高級ブランドであるそれは発色はもちろん、その見た目も美しいものだ。
「似合う?」
「似合わねぇな」
間髪入れずに答える。その反応を予想していたのか、貘は困ったようにくくく、と笑う。
「そんなきっぱり言わなくてもいいじゃん。とても似合っているよ、って言われたんだよー?」
「俺にそう言って欲しいのか?」
「……ううん。正直な感想を言ってくれている方がいい」
予想通りの反応で嬉しい反面、ちょっとだけ残念な気持ちになる。

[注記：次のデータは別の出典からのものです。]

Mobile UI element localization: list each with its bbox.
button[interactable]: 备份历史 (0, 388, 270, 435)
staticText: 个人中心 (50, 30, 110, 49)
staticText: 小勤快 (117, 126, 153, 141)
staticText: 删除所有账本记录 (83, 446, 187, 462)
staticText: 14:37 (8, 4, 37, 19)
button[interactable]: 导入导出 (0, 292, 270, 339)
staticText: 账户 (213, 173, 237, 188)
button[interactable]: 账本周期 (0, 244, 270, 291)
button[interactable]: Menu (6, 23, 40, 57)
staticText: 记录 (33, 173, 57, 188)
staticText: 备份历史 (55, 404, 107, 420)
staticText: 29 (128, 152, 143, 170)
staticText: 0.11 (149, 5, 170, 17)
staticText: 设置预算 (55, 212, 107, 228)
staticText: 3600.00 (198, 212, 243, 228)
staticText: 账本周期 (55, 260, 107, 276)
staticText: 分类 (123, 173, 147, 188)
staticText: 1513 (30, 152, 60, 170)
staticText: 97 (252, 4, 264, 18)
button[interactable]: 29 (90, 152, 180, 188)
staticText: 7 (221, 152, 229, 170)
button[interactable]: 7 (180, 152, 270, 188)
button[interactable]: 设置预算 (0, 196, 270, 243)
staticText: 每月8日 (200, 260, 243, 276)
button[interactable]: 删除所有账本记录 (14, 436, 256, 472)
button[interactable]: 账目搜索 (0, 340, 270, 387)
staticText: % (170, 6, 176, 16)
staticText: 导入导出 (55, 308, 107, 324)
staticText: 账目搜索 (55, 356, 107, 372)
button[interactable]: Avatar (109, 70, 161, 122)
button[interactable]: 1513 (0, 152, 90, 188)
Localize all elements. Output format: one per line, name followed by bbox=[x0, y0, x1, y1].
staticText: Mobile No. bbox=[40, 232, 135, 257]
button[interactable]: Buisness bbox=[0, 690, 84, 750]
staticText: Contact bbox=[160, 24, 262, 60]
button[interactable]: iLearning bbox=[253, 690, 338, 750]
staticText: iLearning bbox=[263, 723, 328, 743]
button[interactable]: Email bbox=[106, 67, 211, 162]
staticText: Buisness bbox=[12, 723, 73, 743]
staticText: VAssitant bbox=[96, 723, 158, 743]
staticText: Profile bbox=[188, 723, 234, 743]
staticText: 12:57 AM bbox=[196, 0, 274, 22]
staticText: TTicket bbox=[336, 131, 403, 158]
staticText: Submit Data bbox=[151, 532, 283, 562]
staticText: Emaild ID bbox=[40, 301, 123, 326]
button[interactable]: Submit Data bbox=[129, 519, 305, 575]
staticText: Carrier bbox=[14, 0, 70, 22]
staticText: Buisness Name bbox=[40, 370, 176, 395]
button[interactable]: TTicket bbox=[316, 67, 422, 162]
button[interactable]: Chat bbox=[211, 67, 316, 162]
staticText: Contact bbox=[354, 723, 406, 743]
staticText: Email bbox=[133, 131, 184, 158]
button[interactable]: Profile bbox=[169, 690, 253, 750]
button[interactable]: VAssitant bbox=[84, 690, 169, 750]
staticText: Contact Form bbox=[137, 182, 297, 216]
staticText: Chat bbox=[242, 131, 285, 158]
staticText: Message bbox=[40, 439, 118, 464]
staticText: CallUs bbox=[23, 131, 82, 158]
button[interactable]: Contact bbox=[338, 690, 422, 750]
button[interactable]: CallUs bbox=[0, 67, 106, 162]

無言になった車内に少しの息苦しさを覚えるが、
「俺に似合うって言ってくれたけどさ、あの人俺に何を求めていたんだと思う?」
「知るか」
「まぁ伽羅さんには貢ぐような男の気持ちなんてこれっぽっちも分かるわけないか。俺の身体目当てだったと思うんだよねー」
自分を見る目が欲望丸出しでいたのを思い出し、わざとらしくうぇ、と舌を出す。見た目もその立ち振る舞いも悪くなかったが、隠しきれない欲望をああも見えてしまうと貘としてもやる気を削がれてしまうのだ。

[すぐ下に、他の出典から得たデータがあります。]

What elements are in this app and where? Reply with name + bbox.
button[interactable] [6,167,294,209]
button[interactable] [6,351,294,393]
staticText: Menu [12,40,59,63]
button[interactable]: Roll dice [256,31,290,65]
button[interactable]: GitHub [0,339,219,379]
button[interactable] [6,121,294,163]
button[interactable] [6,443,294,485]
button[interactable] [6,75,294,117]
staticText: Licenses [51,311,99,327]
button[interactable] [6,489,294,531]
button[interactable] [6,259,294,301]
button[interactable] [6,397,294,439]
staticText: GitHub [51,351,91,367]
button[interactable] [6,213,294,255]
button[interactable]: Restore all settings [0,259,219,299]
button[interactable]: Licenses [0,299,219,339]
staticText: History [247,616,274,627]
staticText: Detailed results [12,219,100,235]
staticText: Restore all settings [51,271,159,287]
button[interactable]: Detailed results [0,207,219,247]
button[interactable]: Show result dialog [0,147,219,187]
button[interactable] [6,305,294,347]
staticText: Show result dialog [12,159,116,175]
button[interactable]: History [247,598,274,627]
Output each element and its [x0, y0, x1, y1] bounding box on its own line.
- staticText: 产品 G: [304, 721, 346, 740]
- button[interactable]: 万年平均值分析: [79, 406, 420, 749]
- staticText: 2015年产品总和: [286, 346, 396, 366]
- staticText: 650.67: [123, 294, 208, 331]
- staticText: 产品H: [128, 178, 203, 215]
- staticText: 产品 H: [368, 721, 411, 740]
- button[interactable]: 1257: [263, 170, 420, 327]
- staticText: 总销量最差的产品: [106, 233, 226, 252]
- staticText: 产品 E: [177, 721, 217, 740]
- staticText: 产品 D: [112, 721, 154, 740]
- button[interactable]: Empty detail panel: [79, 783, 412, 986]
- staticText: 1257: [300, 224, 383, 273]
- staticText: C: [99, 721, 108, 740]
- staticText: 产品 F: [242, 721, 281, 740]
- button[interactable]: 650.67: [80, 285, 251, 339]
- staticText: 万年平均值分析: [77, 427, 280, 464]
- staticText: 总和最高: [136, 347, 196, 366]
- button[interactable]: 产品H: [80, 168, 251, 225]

「口紅を塗ったおかげで俺の魅力が増えちゃったのかな?」
「……」
「どう伽羅さん?いつもよりは色っぽい?」
赤信号で止まった車内で、貘が伽羅の腿へと手を載せ、扇情的な表情で首を傾げる。赤くそまった唇から、同じように赤い舌をチロリと出すと、伽羅は貘の後頭部を掴み、自分の顔へと近づける。

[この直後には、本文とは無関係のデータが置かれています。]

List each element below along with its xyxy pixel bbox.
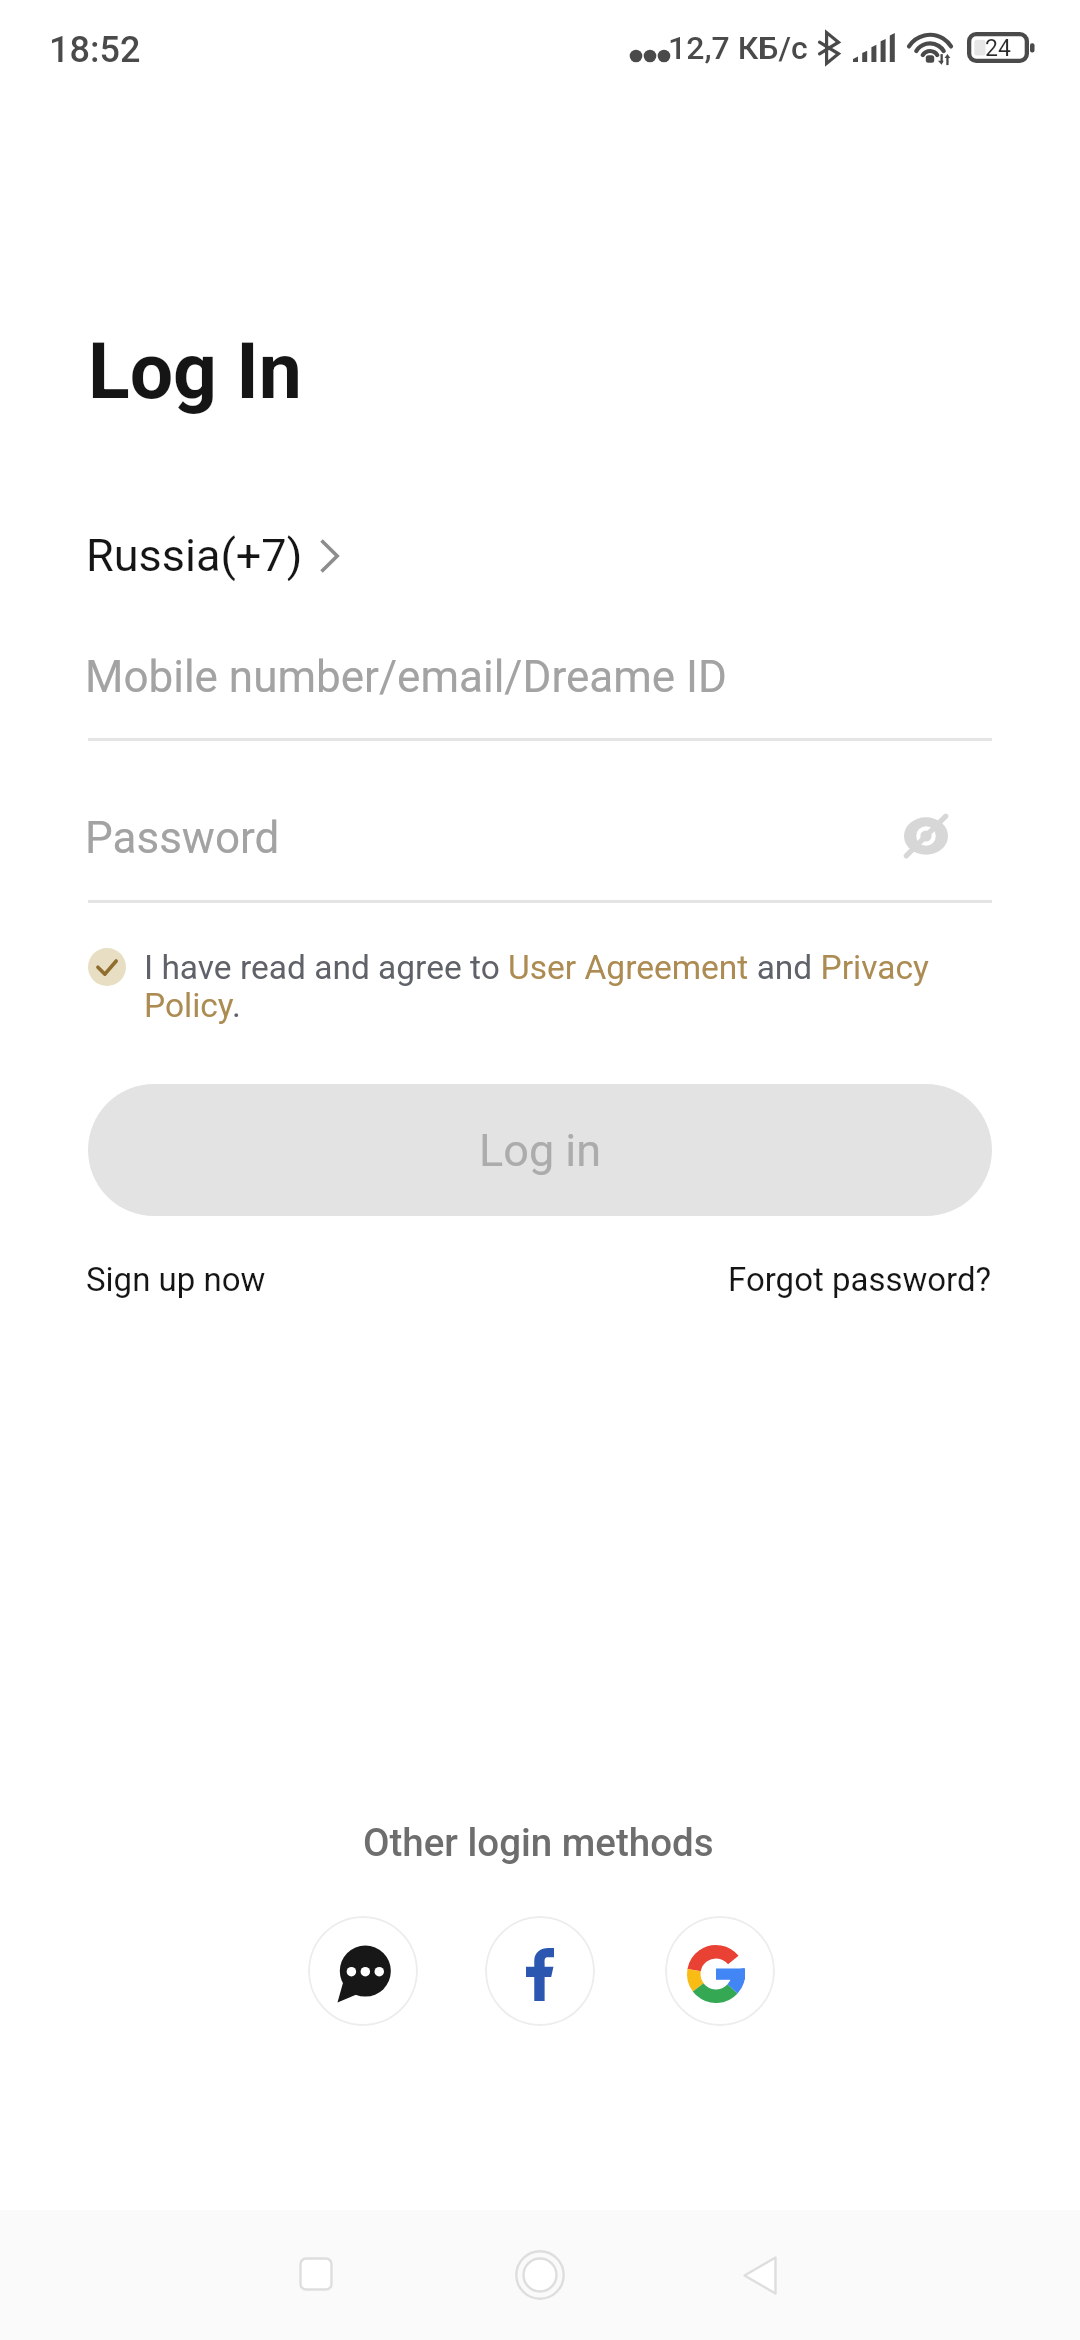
button[interactable]: Chat login xyxy=(308,1916,418,2026)
staticText: Password xyxy=(85,812,280,864)
button[interactable]: Home xyxy=(480,2215,600,2335)
staticText: Log In xyxy=(88,327,302,417)
staticText: Russia(+7) xyxy=(86,529,303,582)
staticText: 12,7 КБ/с xyxy=(668,29,808,67)
staticText: Sign up now xyxy=(86,1260,266,1299)
button[interactable]: Recent apps xyxy=(256,2214,376,2334)
button[interactable]: Log in xyxy=(88,1084,992,1216)
button[interactable]: Back xyxy=(700,2215,820,2335)
button[interactable]: Russia(+7) xyxy=(86,529,353,582)
staticText: Mobile number/email/Dreame ID xyxy=(85,651,727,703)
button[interactable]: I have read and agree to User Agreement … xyxy=(144,948,984,1025)
button[interactable]: Agree to terms checkbox xyxy=(88,948,126,986)
staticText: 24 xyxy=(985,35,1011,62)
button[interactable]: Google login xyxy=(665,1916,775,2026)
staticText: 18:52 xyxy=(49,29,141,71)
button[interactable]: Forgot password? xyxy=(720,1247,992,1311)
button[interactable]: Show password xyxy=(880,790,972,882)
staticText: Other login methods xyxy=(363,1820,714,1865)
button[interactable]: Facebook login xyxy=(485,1916,595,2026)
staticText: Forgot password? xyxy=(728,1260,992,1299)
staticText: Log in xyxy=(479,1124,602,1177)
button[interactable]: Sign up now xyxy=(86,1246,266,1310)
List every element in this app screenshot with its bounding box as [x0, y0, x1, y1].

「二度も言わせんな。似合わねぇ。んなのつけた男に興味持つか」
「ちぇー」
「それに」
太い親指が乱暴に口紅を拭う。赤く染められたそれが取れた下には、少し色素の薄い本来の唇が現れる。
「てめぇはそんなもんで着飾る必要はねぇだろうが」
「……伽羅さんが珍しくデレてくれたね」
「バカか」
口紅のついた親指をティッシュで拭うと、いつのまにか青に変わった信号を進む。
「ねー伽羅さん。家に帰ったらセックスしようよ」
「あぁ?」
「着飾っている俺がいいって言われちゃって萎えていたけど、伽羅さんのお陰で欲求復活しちゃった。責任とってよね」
「知るか」
「楽しみだなぁ」
その前に、と貰った口紅をどうしてやろうかと考える。
「俺あれやってみたかったんだよね。鏡に口紅で落書きするの」
「……高級品でやるなんてバカか」
「似合わないって言われたのをつけたって伽羅さん喜ばないじゃん。使わないよりは有効的な使い方だよ」
その後あぁでも、と少し考え直す。
「伽羅さんに拭って貰う為に触れられるのも嬉しいから、普通に使うのも悪くないかも」
「バカか」
「何度もバカバカ言わないでよー!!」
素の自分を愛してくれる隣の男に、着飾らない唇を押し付けた。